Card purchase commission is a bit of a pain but in reality it's beans and certainly less than the cost of borrowing money to lend to customers in the form of credit accounts.

The thing with Gold is it does all the accounts, payroll, commission structures, wholegoods, parts, CRM, serial number stocking, workshop control including barcode scanning on and off jobs, tablet control for technicians in the field to schedule their own jobs and complete jobs etc, hire fleet management, workshop scheduler, marketing suite etc... all in one package, hence the cost and reluctance of any dealer looking to move to any other way of doing it, and probably 98% of all main dealerships use it and have been for 20 odd years, the archive and history of information stored in it is vast. It is a credible system proven without gremlins and works. I'm sure if a credible alternative that can do it all come along, people will look at it. As said earlier there is only a small audience for such software so the prices are going to go up for it now down sadly.

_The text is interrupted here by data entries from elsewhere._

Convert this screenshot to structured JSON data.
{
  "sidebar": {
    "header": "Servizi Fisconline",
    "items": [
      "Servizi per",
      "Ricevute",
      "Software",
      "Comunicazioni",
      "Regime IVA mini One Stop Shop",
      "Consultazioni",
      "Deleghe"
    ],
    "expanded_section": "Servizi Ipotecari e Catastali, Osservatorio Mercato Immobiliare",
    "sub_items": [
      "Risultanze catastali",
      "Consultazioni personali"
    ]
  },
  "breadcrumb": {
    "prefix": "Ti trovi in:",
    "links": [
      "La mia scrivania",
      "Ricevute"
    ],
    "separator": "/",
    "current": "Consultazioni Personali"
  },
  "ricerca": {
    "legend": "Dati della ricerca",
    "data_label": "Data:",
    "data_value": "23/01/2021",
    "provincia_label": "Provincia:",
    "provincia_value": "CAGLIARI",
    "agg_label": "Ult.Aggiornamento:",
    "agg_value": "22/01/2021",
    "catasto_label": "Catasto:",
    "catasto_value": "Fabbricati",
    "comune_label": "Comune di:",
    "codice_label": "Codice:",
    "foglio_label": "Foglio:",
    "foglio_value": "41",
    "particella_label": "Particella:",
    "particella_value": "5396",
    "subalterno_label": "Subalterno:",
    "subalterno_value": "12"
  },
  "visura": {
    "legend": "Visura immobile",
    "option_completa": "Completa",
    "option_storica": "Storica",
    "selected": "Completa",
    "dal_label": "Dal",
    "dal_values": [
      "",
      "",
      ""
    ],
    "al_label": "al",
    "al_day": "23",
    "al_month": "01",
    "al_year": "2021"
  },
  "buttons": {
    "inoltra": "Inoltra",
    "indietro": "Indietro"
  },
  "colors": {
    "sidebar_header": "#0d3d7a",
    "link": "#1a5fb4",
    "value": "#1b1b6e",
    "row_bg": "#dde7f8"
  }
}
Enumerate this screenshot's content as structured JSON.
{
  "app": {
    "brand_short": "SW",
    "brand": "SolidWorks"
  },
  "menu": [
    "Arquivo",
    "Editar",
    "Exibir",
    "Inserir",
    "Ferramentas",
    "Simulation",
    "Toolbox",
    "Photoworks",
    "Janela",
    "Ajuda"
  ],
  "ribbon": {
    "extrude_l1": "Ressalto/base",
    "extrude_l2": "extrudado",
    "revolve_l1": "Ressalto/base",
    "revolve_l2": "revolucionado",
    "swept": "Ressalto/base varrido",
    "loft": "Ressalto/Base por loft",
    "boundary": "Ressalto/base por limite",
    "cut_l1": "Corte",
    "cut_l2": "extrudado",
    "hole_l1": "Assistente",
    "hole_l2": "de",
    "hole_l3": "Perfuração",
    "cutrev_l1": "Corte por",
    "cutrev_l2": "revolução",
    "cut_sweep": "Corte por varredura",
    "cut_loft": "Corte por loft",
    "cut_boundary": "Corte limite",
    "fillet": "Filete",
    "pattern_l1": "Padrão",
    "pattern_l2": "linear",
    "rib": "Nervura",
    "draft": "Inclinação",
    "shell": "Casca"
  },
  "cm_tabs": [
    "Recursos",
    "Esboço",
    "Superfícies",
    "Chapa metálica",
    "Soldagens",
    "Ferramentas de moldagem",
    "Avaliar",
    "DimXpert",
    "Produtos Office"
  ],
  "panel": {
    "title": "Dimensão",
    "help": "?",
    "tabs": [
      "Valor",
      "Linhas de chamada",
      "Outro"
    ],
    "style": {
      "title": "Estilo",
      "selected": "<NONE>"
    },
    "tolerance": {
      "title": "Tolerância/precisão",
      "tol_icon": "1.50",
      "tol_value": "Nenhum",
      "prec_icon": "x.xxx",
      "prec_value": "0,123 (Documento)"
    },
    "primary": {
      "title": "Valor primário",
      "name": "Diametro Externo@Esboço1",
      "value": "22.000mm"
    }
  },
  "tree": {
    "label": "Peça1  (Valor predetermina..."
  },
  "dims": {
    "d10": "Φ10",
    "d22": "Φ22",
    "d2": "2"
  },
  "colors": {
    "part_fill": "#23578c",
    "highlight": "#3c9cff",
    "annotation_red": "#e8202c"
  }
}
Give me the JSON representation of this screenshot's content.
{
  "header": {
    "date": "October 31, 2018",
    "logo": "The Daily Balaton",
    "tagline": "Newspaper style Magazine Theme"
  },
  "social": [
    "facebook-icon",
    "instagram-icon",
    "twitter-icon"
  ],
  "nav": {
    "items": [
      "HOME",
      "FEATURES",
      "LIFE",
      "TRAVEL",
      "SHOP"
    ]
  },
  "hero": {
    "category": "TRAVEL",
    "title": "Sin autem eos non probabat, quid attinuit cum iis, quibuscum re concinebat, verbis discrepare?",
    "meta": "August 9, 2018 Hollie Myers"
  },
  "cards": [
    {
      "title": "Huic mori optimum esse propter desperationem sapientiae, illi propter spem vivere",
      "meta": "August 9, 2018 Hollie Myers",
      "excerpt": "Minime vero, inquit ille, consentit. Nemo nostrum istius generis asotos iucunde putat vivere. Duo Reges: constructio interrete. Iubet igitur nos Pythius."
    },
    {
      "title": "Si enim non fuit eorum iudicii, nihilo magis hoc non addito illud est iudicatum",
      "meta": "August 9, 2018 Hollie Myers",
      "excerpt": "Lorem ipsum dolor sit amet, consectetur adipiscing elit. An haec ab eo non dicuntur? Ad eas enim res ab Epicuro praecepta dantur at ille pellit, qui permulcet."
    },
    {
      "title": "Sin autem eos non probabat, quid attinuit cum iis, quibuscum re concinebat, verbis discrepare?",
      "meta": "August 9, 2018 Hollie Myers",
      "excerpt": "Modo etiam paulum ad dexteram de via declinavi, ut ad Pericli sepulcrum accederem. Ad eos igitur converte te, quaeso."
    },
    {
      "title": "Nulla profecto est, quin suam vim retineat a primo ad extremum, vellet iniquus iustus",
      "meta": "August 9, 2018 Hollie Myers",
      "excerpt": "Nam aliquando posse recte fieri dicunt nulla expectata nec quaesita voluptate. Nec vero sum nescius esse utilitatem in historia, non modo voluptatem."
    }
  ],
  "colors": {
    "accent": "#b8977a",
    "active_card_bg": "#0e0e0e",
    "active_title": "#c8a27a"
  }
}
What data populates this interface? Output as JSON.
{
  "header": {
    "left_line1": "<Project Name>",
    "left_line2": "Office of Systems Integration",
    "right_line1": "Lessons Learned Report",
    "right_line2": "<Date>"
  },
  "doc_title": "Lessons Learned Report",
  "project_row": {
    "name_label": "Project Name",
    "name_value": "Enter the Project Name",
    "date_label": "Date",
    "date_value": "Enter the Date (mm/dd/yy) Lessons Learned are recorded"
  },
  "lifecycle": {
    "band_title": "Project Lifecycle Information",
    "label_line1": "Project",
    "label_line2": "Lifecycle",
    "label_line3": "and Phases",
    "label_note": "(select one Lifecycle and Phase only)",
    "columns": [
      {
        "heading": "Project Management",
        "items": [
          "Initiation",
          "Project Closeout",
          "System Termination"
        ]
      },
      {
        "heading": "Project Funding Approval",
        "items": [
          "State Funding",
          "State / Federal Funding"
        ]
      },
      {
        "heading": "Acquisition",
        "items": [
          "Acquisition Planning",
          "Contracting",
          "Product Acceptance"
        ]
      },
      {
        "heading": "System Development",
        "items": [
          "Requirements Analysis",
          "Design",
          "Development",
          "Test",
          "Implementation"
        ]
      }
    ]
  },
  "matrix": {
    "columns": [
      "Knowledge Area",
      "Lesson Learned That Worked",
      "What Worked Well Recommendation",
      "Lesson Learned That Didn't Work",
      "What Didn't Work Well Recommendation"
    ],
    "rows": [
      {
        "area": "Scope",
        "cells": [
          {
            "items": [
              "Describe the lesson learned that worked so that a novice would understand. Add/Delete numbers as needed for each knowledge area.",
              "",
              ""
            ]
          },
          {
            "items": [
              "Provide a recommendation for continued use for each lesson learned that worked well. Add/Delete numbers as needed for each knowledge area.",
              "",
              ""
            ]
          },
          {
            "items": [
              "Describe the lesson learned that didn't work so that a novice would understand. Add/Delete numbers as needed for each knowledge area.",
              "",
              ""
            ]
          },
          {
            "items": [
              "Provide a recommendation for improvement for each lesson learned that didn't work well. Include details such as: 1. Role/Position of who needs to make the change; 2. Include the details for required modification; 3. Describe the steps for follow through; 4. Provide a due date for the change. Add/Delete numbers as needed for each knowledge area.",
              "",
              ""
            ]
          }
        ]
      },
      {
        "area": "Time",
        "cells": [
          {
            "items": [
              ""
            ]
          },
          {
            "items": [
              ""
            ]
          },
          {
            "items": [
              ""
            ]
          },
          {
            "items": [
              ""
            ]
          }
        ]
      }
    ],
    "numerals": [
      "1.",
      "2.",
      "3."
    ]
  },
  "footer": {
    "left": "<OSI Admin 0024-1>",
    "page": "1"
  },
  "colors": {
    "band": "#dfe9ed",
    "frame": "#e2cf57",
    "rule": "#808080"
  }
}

To add to @Cowabunga thoughts on DOS, there is a windows version, but that costs even more and has higher server requirements from what I can gather, we do have some users on it at work.
 

HolzKopf

Member
Location
Kent&Snuffit
Any business that sells to the public ignores the competition of an online shop at its peril - and it's typical of a dinosaur mentality. Some don't know the word 'progress' and some don't know the difference between that and service. How many times have we heard that a business - be it farming, building or otherwise - deals year in year out with the same merchant, dealer, shop, etc because it always has done, perhaps for a couple of generations. A bacon roll at the county show, a christmas calendar and a bottle of scotch cannot compensate for slow service, concealed pricing and overstaffing. They will fail sooner or later when the support of the 'good old customers' runs out when the 'good old customers' themselves disappear.
Today you have to offer both service, price and availability. Any product can be googled, any spare sourced - new or used and in many cases paid for by PayPal or card and despatched the same day. A fairly high value item - any tool or bit of kit e.g. a pressure washer let's say can be investigated, compared, priced and then ordered and delivered from a source, even overseas, that you have never dealt with before - or likely to deal with again. You don't need 'an account' monthly invoices or statements and, if it's no good or you've just changed your mind, send it back for a full refund.
This is commerce in 2017 and just as the high street is disappearing, ag dealers that can't react to this change to offer countrywide sales of spares and a good price and with good back-up will struggle. There are plenty of technical savvy, specialist shops online that do just that.
We all appreciate service and most of us that buy and sell online have caught a cold now and then but in the main, like it or not, it's here to stay and will progress at a rate of knots.
HK
 
Many points to address here. First fast moving parts are nearly always available online much cheaper than from local stores. Belts filters seals bearings paint tyres etc are a no brainer for online purchase.
Slower moving bits such as clutches pumps electrical are often available from dealers online at a discount or by the catalogue people such as sparex.
Dealers are usually not allowed to offer the parallel parts as part of their dealership agreement so don't tell you.
If you look you can usually find what you are looking for overseas and import it cheaper than UK sourced.
You can't have your local dealer and not support them.
The manufacturers are worried and now tying customers to the dealers with software embedded in the machines eg injector commissioning. You can buy the pirate software to diy but may be open to legal action.
I don't buy much equipment so it's irrelevant to me if the dealers go tits up and i source parts as cheaply as possible. I used to find that the dealer had to put parts on back order so i had to wait anyway so may as well buy over the net.
 

SFI - What % were you taking out of production?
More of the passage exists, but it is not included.